Association of Long Sleep and Physical Inactivity with Incident Disability in Community-Dwelling Older Adults: A 5-Year Longitudinal Study

DOI: https://doi.org/10.21203/rs.3.rs-957328/v1

Abstract

Background

Good sleep durations and physical activity are essential factor for maintaining good health. This study examined whether sleep duration and physical inactivity were associated with incident disability among community-dwelling older adults.

Methods

A total of 4,372 adults aged ≥ 70 years participated in a baseline assessment. We also assessed self-reported sleep duration and physical activity using the International Physical Activity Questionnaire – Short Form at baseline assessment. We measured monthly incident disability, defined as the onset of being certified for personal support or care as required by Japanese public long-term care insurance over 5 years. The Cox proportional hazard regression analysis estimated hazard ratios (HRs) and 95% confidence intervals (CIs) for incident disability according to long sleep duration (≥ 9 h) and physical inactivity.

Results

Long sleep duration (HR 1.32, CI 95% 1.05–1.67) and physical inactivity (HR 1.33, CI 95% 1.13–1.57) were associated with incident disability in multivariate analyses. These results were also sustained in the model where both long sleep duration and physical inactivity were simultaneously submitted as independent variables. Furthermore, coexistence of long sleep duration and physical inactivity had higher risk of incident disability than each factor individually (HR 1.69, CI 95% 1.11–2.58), even though the synergistic interaction was mildly effective.

Conclusions

This study revealed that long sleep duration and physical inactivity were independently associated with the risk of incident disability among older adults. More attention should be paid to both sleep duration and physical activity in order to prevent incident disability.

Introduction

Disability in older adults, which is a growing public health concern, is associated with poor physical and mental health, increasing use of medical care, and high rate of institutionalization.[1, 2] Identifying risk factors for incident disability is required to develop preventive strategies. Physical activity plays an important role in improving health outcomes, including risk of disability. A previous systematic review suggested that higher levels of physical activity were beneficial in preventing incident disability.[3]

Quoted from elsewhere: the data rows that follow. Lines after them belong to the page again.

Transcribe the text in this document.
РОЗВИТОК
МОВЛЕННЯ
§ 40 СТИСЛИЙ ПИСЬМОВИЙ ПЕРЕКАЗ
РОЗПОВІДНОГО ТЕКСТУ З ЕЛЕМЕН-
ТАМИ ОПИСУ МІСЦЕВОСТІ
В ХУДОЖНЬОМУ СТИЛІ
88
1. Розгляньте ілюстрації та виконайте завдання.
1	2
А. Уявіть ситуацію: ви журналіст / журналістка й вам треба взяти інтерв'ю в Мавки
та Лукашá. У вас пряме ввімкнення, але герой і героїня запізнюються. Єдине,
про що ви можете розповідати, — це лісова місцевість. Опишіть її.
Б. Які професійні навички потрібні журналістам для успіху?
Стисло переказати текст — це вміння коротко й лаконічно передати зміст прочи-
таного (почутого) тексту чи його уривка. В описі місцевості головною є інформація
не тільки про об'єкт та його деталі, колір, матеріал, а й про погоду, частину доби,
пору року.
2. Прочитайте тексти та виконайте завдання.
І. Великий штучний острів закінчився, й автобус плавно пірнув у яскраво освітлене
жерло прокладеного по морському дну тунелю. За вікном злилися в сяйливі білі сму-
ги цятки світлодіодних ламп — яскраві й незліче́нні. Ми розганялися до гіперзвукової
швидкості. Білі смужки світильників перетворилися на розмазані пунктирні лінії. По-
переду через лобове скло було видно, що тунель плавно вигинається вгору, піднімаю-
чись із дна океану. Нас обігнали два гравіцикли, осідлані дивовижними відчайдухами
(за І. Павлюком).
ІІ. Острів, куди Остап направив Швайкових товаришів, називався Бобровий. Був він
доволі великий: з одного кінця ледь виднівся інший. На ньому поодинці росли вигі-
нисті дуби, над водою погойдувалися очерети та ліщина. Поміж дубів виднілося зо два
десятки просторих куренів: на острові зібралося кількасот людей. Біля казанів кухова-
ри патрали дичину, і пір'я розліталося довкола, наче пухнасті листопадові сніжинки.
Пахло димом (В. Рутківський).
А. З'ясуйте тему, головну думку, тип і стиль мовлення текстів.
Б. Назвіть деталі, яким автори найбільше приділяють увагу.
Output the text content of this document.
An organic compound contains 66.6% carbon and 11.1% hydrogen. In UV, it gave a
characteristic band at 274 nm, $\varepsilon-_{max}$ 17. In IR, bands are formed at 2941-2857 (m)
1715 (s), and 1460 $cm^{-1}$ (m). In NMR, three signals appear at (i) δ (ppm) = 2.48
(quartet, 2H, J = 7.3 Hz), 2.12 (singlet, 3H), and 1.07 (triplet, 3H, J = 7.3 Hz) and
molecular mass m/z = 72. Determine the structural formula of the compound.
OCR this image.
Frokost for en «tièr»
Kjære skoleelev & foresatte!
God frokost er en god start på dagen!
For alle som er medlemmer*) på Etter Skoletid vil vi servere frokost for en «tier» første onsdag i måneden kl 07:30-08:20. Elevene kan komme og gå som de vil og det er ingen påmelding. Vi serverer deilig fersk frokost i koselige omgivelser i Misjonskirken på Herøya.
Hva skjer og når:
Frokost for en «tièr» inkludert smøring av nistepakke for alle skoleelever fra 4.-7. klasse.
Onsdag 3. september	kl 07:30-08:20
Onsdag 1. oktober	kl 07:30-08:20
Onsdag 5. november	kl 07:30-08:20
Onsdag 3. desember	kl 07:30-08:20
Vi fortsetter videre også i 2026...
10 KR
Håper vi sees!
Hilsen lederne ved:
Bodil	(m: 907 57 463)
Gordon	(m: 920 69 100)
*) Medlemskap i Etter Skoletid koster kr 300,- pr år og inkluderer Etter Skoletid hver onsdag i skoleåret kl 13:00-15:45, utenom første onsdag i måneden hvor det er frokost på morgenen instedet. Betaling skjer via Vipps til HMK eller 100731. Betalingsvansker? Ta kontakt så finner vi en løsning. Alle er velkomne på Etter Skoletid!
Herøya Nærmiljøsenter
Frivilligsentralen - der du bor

Good sleep condition in late life is an essential factor for maintaining good health. Poor sleep condition is associated with various adverse health outcomes, including disability in older adults.[4] Previous studies have identified insulin resistance,[5] autonomic nervous system dysregulation,[5, 6] metabolic derangement[7] and inflammation[8] as potential mediators between sleep disturbances and incident disability. Among sleep conditions (e.g., short/long sleep duration, excessive daytime sleepiness and insomnia), there has been growing evidence that the association of long sleep duration with health problems, mortality[913] and poor self-reported health.[14] Moreover, our previous study, covering a period of two years, showed that long sleep duration was associated with incident disability.[15]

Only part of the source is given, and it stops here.